People Research

Jason Yi appointed to Angelman Syndrome Foundation scientific advisory board

photo of jason yi
Jason Yi, PhD

Jason Yi, PhD, assistant professor of neuroscience at Washington University School of Medicine in St. Louis, has joined the scientific advisory board of the Angelman Syndrome Foundation, an organization that supports research on this rare disorder. His expertise on UBE3A, the protein that is lacking in individuals with Angelman syndrome, will advance the board’s work of helping to guide the research strategy for the organization.

“We were looking for specific expertise that was lacking in our board,” said Amanda Moore, the CEO of the Angelman Syndrome Foundation. “What we love about Jason is he is really strong at looking at UBE3A to understand more about Angelman syndrome.”

Angelman syndrome affects about one in every 20,000 people and individuals experience severe developmental delays, seizures, a lack of verbal communication and challenging issues with sleep.

jackson moore
Jackson Moore, age 6, from Indianapolis, IN has Angelman syndrome.
Image courtesy Angelman Syndrome Foundation

Typically, the disorder is caused by a large deletion on the 15th chromosome that eliminates the UBE3A gene.

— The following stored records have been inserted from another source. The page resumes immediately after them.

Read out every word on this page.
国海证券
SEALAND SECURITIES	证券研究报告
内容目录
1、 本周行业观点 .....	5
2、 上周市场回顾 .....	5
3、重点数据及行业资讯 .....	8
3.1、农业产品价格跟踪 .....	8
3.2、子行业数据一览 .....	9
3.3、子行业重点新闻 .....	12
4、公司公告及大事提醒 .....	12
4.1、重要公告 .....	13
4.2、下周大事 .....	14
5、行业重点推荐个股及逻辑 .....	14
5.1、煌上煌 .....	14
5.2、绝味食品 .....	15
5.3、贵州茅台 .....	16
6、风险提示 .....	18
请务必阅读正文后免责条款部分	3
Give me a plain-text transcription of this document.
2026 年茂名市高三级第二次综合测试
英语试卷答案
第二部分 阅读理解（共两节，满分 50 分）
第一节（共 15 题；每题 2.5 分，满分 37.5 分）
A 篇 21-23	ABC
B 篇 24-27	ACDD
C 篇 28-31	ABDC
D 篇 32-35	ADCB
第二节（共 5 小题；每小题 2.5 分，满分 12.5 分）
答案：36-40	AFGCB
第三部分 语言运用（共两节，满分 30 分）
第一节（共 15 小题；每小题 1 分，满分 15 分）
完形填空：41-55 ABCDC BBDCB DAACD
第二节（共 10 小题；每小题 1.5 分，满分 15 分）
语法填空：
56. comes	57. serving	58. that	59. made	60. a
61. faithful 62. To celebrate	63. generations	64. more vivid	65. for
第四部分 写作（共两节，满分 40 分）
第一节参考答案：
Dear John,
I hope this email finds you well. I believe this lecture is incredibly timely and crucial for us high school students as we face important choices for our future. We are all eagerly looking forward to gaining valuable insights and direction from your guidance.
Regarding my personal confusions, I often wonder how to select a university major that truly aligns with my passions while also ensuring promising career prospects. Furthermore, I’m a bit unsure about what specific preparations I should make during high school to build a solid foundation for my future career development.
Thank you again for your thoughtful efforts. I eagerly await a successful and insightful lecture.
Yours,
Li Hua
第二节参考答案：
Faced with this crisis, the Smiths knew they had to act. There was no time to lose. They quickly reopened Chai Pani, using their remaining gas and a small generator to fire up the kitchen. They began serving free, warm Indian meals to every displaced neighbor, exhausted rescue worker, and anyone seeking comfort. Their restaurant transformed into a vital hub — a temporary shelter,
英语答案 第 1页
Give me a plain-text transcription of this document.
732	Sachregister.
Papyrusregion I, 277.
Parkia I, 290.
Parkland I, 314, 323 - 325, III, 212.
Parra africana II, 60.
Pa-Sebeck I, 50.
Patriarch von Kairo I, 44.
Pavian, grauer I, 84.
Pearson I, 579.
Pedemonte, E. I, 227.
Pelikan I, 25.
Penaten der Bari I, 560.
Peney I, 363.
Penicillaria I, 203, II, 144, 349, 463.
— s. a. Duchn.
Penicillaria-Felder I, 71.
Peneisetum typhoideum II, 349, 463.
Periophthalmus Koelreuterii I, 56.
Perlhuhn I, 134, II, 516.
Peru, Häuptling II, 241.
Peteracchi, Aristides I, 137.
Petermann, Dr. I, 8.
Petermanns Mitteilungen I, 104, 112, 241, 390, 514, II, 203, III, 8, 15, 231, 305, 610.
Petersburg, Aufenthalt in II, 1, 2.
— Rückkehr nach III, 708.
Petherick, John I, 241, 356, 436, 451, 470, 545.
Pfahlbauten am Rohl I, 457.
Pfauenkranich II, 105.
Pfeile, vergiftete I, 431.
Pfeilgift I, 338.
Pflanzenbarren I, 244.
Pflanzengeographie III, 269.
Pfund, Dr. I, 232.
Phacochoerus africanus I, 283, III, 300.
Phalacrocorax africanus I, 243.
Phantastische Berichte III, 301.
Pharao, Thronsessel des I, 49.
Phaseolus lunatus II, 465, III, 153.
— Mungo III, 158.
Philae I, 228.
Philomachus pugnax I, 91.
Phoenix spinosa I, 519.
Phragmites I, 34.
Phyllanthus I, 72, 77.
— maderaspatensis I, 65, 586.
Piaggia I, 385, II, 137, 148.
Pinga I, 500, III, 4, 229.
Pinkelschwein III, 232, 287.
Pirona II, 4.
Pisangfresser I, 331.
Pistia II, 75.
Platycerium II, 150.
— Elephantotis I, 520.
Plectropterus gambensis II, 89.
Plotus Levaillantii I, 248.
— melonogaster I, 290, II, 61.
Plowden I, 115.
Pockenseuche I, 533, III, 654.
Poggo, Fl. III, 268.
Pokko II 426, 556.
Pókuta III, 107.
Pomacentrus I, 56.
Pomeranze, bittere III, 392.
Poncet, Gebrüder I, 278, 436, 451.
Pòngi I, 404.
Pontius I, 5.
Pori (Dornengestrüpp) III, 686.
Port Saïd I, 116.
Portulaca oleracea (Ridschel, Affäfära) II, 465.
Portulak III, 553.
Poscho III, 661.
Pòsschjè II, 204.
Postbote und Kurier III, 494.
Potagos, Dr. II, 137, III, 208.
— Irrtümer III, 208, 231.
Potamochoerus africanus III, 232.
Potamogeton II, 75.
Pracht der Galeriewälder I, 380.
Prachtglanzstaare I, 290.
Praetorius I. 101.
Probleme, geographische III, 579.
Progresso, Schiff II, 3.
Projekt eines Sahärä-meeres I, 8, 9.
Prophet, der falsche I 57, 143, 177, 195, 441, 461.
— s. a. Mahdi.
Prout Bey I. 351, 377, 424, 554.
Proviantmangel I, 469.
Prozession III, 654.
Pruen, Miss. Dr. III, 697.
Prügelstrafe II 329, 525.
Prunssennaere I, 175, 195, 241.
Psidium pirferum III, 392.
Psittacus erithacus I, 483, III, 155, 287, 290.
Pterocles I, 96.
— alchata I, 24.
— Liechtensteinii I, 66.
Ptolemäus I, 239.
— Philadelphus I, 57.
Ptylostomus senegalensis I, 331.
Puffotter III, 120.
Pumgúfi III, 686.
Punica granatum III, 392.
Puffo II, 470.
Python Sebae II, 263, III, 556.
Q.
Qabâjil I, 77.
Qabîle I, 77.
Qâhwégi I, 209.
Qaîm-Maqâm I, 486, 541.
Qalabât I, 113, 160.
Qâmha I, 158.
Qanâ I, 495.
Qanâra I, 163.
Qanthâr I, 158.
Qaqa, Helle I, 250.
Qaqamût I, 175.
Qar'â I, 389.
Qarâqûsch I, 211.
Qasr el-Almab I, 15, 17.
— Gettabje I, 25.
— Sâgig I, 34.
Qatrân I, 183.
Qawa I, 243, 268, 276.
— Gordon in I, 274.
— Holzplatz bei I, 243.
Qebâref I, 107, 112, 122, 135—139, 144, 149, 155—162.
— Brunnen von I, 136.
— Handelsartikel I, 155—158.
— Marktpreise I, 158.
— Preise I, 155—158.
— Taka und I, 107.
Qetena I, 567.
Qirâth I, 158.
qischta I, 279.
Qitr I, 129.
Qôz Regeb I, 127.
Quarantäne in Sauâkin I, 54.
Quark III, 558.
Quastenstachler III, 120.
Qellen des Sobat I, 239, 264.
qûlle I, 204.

Yi, who is also an investigator in the Intellectual and Developmental Disabilities Research Center and in the Hope Center for Neurological Disorders at the medical school, is interested in how small variants in the gene—rather than such largescale alterations—might affect the protein and possibly also lead to Angelman syndrome.

illustration of ube3a protein in gold and ube3a effector protein in blue
The picture is an aggregate of docking simulations of UBE3A (gold) and a UBE3A effector protein (blue). It shows different possible conformations that both proteins can take when binding. The Yi lab uses simulations along with experimental data to understand how single amino acid changes at critical sites in UBE3A (inset) can perturb its ability to bind proteins that are important for its function in cells. 
Image: Joseph Harrison, University of the Pacific

For patients with symptoms of Angelman syndrome and these smaller genetic changes, a diagnosis can be evasive because they lack the hallmark chromosomal deletion.

“A lot of individuals who have these variants may be affected, but without basic research it’s hard to know if it’s affecting what UBE3A encodes or not,” said Yi. “So we try to come up with ways in which we can get that answer quickly, and get a diagnosis for kids who may have Angelman syndrome but in a nontraditional way.”

Yi’s work has been supported in part by a two-year grant from the Angelman Syndrome Foundation. As a member of the scientific advisory board, he will review grant applications from investigators and advise the organization on funding decisions in addition to helping set the agenda for research priorities.

Moore said Yi’s ability to communicate his research to families has been important to keeping them up-to-date on the latest science. “He’s a wonderful human being. I’ve gotten to know him the past couple of years and any time I ask him to speak at a webinar, he’s so good at helping families understand the research,” said Moore. “I look forward to continuing to support the work that he’s doing.”